What is a good program to design logos in? I want to do my own because my railroad is going to be a fictitious branch in the 1970s in my hometown of richmond indiana. That when a lot of the good industries were still here, like D&M which made dishwashers and refrigerators for about 20 different brands, Belden's plant was a lot bigger, Wallace Sheet metal which made caskets, and a whole bunch of others. I want to call it the whitewater east division, but I don't have a clue on where to start. Any ideas of a good program?


----------



## wvgca (Jan 21, 2013)

i used corel draw a while back... but its not a quick learning curve ... not sure if windows paint will give you what you want, but it is free..


----------



## spoil9 (Dec 24, 2008)

I'm a big fan of photoshop (but not a fan of the price).
Or you could sketch some ideas on paper, scan them in to your computer and finish it in MS paint like wvgca suggested.
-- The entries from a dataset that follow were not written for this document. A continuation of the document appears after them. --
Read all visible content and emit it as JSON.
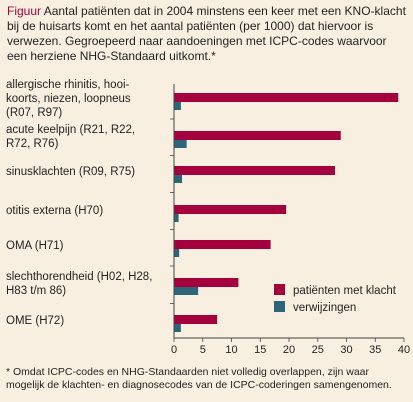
{
  "caption": {
    "lead": "Figuur",
    "text": "Aantal patiënten dat in 2004 minstens een keer met een KNO-klacht bij de huisarts komt en het aantal patiënten (per 1000) dat hiervoor is verwezen. Gegroepeerd naar aandoeningen met ICPC-codes waarvoor een herziene NHG-Standaard uitkomt.*"
  },
  "footnote": "* Omdat ICPC-codes en NHG-Standaarden niet volledig overlappen, zijn waar mogelijk de klachten- en diagnosecodes van de ICPC-coderingen samengenomen.",
  "colors": {
    "complaints": "#a5003e",
    "referrals": "#2c6678",
    "accent": "#a5003e",
    "background": "#f9efe1"
  },
  "chart_data": {
    "type": "bar",
    "orientation": "horizontal",
    "categories": [
      [
        "allergische rhinitis, hooi-",
        "koorts, niezen, loopneus",
        "(R07, R97)"
      ],
      [
        "acute keelpijn (R21, R22,",
        "R72, R76)"
      ],
      [
        "sinusklachten (R09, R75)"
      ],
      [
        "otitis externa (H70)"
      ],
      [
        "OMA (H71)"
      ],
      [
        "slechthorendheid (H02, H28,",
        "H83 t/m 86)"
      ],
      [
        "OME (H72)"
      ]
    ],
    "series": [
      {
        "name": "patiënten met klacht",
        "color": "#a5003e",
        "values": [
          39,
          29,
          28,
          19.5,
          16.8,
          11.2,
          7.5
        ]
      },
      {
        "name": "verwijzingen",
        "color": "#2c6678",
        "values": [
          1.2,
          2.2,
          1.4,
          0.8,
          0.9,
          4.2,
          1.2
        ]
      }
    ],
    "xlim": [
      0,
      40
    ],
    "xticks": [
      0,
      5,
      10,
      15,
      20,
      25,
      30,
      35,
      40
    ],
    "legend_position": "bottom-right"
  }
}
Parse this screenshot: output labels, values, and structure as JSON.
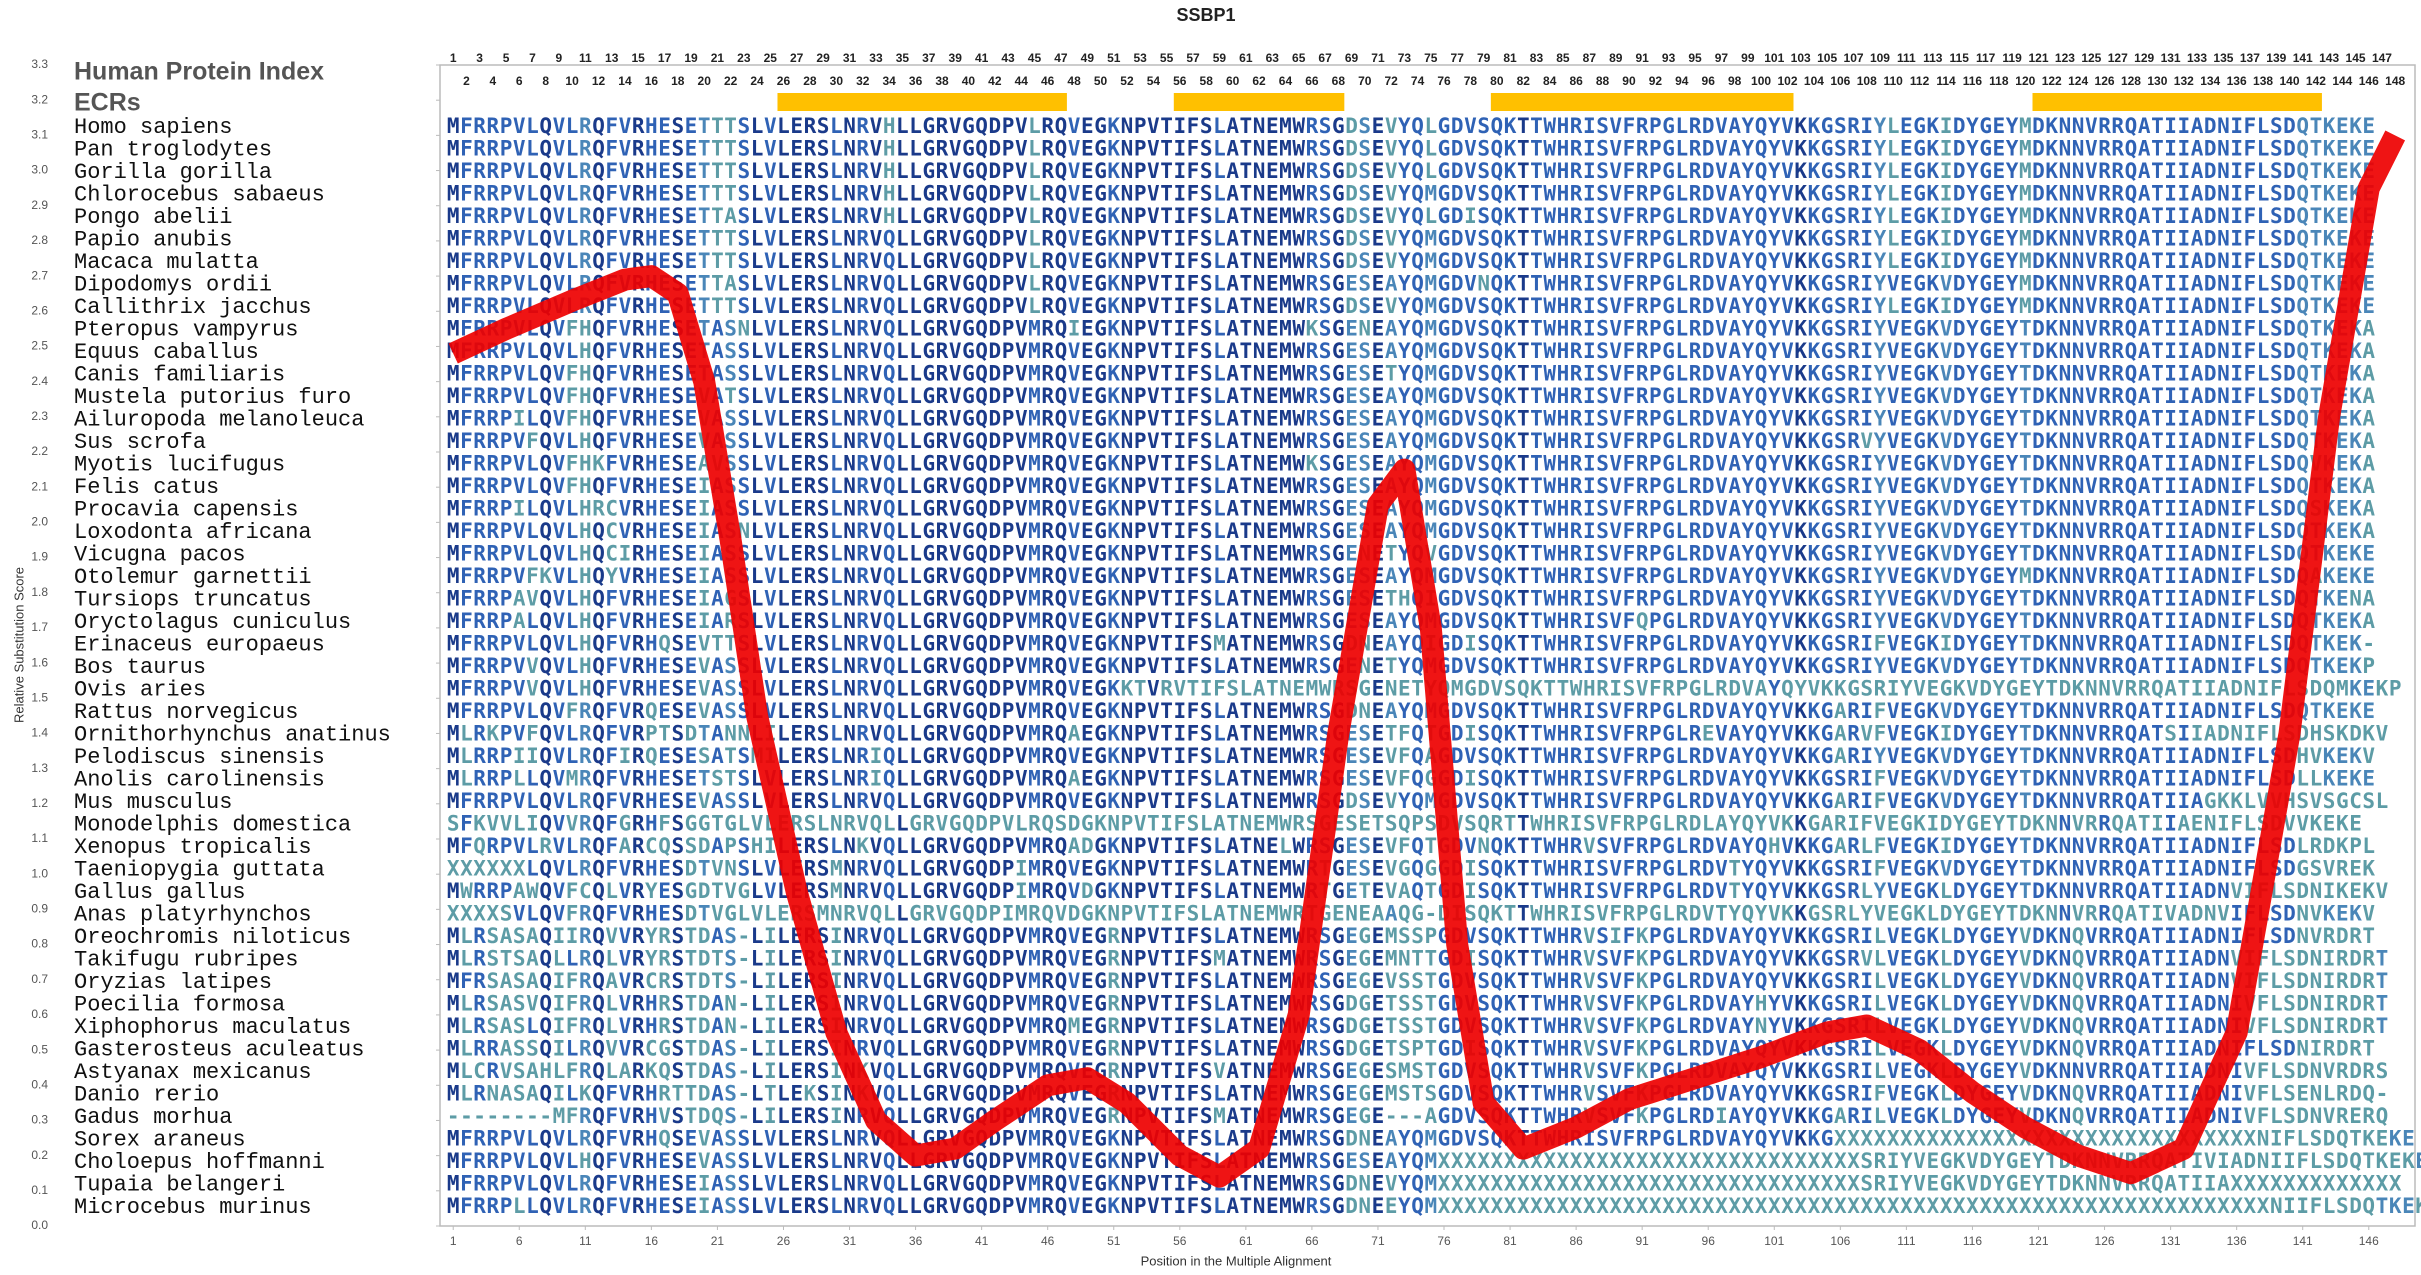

Not sure if Google sketch up would work for this? I think that's more of a 3D program? But it's free. You can also download free trials of different autocad software if you claim to be a student.


----------



## Hutch (Dec 19, 2012)

Gimp is free and works like Photoshop.


----------



## wvgca (Jan 21, 2013)

i did a quick google search for 'free logo creator', and there are lots of results...depending on what you want... most have the ability to add in an image, line art or abstract, all can do different fonts and colors it seemed, only a few can 'curve' the text, which is what i want for my own private road, "Squirrel Creek", i didn't look to see what they can do for sizing, but a color print can be easily re-sized at local copy hut or staples stores..
better than half of these ran online, no download or purchase neccesary, and let you grab the saved image .. i already have some clear and white decal paper for the inkjet printer, somewhere....?


----------



## oddtodd (Nov 5, 2013)

I found one and I am working on it now. Thanks guys!


----------



## Southern (Nov 17, 2008)

oddtodd said:


> I found one and I am working on it now. Thanks guys!


What is it? I want to make one for the Southern Atlantic Seaboard Railway.


----------